A pena pode ser alterada até o final do julgamento, conforme alertaram alguns
ministros do Supremo Tribunal Federal (STF), mas inicialmente deve ser cumprida
em regime fechado por ter superado os oito anos.
A
fixação das penas de Dirceu não provocou debates mais acalorados porque o
ministro-revisor Ricardo Lewandowski, responsável por votos de contraponto com
punições mais amenas, não participou desta etapa. Ele não poderia participar
porque absolveu Dirceu de todos os crimes da ação penal.

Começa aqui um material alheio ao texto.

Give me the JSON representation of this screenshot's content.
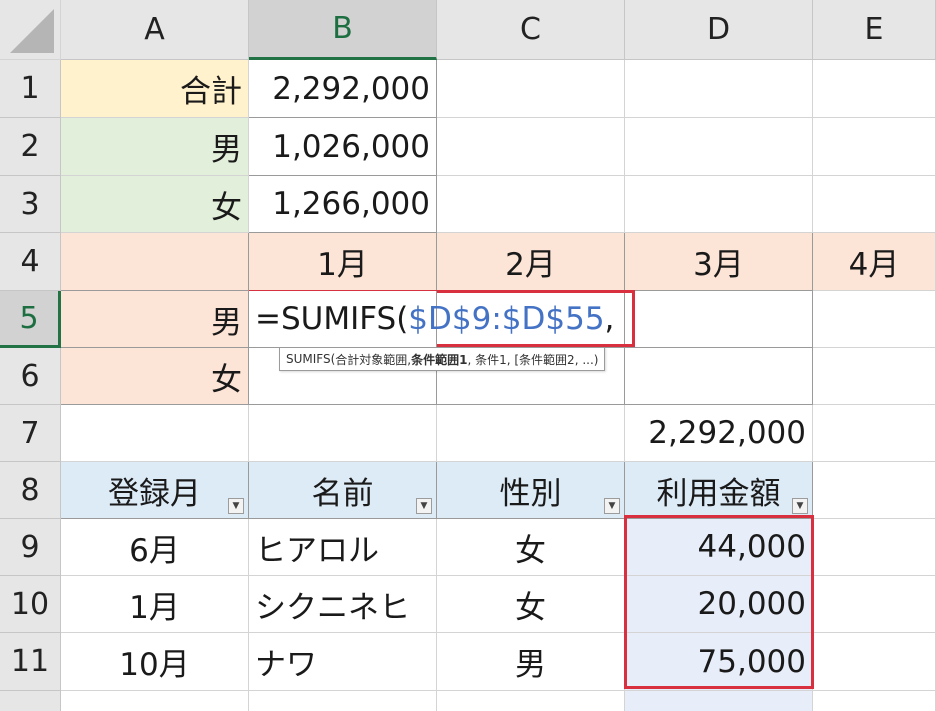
{
  "columns": [
    "A",
    "B",
    "C",
    "D",
    "E"
  ],
  "selected_column": "B",
  "selected_row": "5",
  "rows": [
    {
      "num": "1",
      "a": "合計",
      "b": "2,292,000",
      "c": "",
      "d": "",
      "e": ""
    },
    {
      "num": "2",
      "a": "男",
      "b": "1,026,000",
      "c": "",
      "d": "",
      "e": ""
    },
    {
      "num": "3",
      "a": "女",
      "b": "1,266,000",
      "c": "",
      "d": "",
      "e": ""
    },
    {
      "num": "4",
      "a": "",
      "b": "1月",
      "c": "2月",
      "d": "3月",
      "e": "4月"
    },
    {
      "num": "5",
      "a": "男",
      "b": "",
      "c": "",
      "d": "",
      "e": ""
    },
    {
      "num": "6",
      "a": "女",
      "b": "",
      "c": "",
      "d": "",
      "e": ""
    },
    {
      "num": "7",
      "a": "",
      "b": "",
      "c": "",
      "d": "2,292,000",
      "e": ""
    },
    {
      "num": "8",
      "a": "登録月",
      "b": "名前",
      "c": "性別",
      "d": "利用金額",
      "e": ""
    },
    {
      "num": "9",
      "a": "6月",
      "b": "ヒアロル",
      "c": "女",
      "d": "44,000",
      "e": ""
    },
    {
      "num": "10",
      "a": "1月",
      "b": "シクニネヒ",
      "c": "女",
      "d": "20,000",
      "e": ""
    },
    {
      "num": "11",
      "a": "10月",
      "b": "ナワ",
      "c": "男",
      "d": "75,000",
      "e": ""
    }
  ],
  "editing_formula": {
    "prefix": "=SUMIFS(",
    "range_ref": "$D$9:$D$55",
    "suffix": ","
  },
  "tooltip": {
    "func": "SUMIFS(",
    "arg1": "合計対象範囲, ",
    "arg2_bold": "条件範囲1",
    "rest": ", 条件1, [条件範囲2, ...)"
  },
  "filter_icon": "dropdown-arrow-icon",
  "colors": {
    "total_fill": "#fff2cc",
    "gender_fill": "#e2efda",
    "month_fill": "#fce4d6",
    "header_fill": "#ddebf7",
    "range_highlight": "#d9303f",
    "reference_text": "#4472c4"
  }
}
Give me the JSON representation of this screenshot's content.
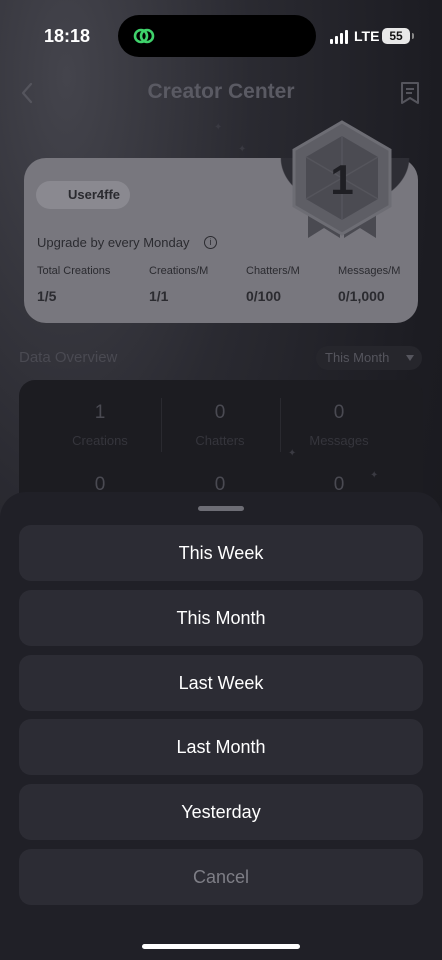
{
  "status_bar": {
    "time": "18:18",
    "network": "LTE",
    "battery": "55"
  },
  "nav": {
    "title": "Creator Center"
  },
  "profile_card": {
    "username": "User4ffe",
    "upgrade_text": "Upgrade by every Monday",
    "level": "1",
    "stats": [
      {
        "label": "Total Creations",
        "value": "1/5"
      },
      {
        "label": "Creations/M",
        "value": "1/1"
      },
      {
        "label": "Chatters/M",
        "value": "0/100"
      },
      {
        "label": "Messages/M",
        "value": "0/1,000"
      }
    ]
  },
  "data_overview": {
    "title": "Data Overview",
    "period": "This Month",
    "row1": [
      {
        "value": "1",
        "label": "Creations"
      },
      {
        "value": "0",
        "label": "Chatters"
      },
      {
        "value": "0",
        "label": "Messages"
      }
    ],
    "row2": [
      "0",
      "0",
      "0"
    ]
  },
  "period_sheet": {
    "options": [
      "This Week",
      "This Month",
      "Last Week",
      "Last Month",
      "Yesterday"
    ],
    "cancel": "Cancel"
  }
}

Também não participou
da votação o ministro Antonio Dias Toffoli, pelo mesmo motivo.
Em
relação ao crime de formação de quadrilha, a votação foi unânime para condenar
Dirceu a dois anos e 11 meses de prisão, conforme voto apresentado pelo relator
Joaquim Barbosa. Já quanto ao crime de corrupção ativa de parlamentares da base
aliada, a condenação foi fixada em sete anos e 11 meses de prisão mais 260
dias-multa de dez salários mínimos cada, que somam cerca de R$ 676 mil em
valores não atualizados, proposta também pelo relator. Apresentaram pena menor
os ministros Marco Aurélio Mello e Cármen Lúcia, que acabaram vencidos.
As
penas de Dirceu foram bastante majoradas porque os ministros consideraram que
ele teve papel preponderante no esquema, como autor intelectual. A faixa de
punição para formação de quadrilha é um a três anos de prisão e a de corrupção
ativa é dois a doze anos de prisão. Em relação à corrupção ativa, a pena ainda
foi agravada porque o STF entendeu que houve corrupção de nove parlamentares.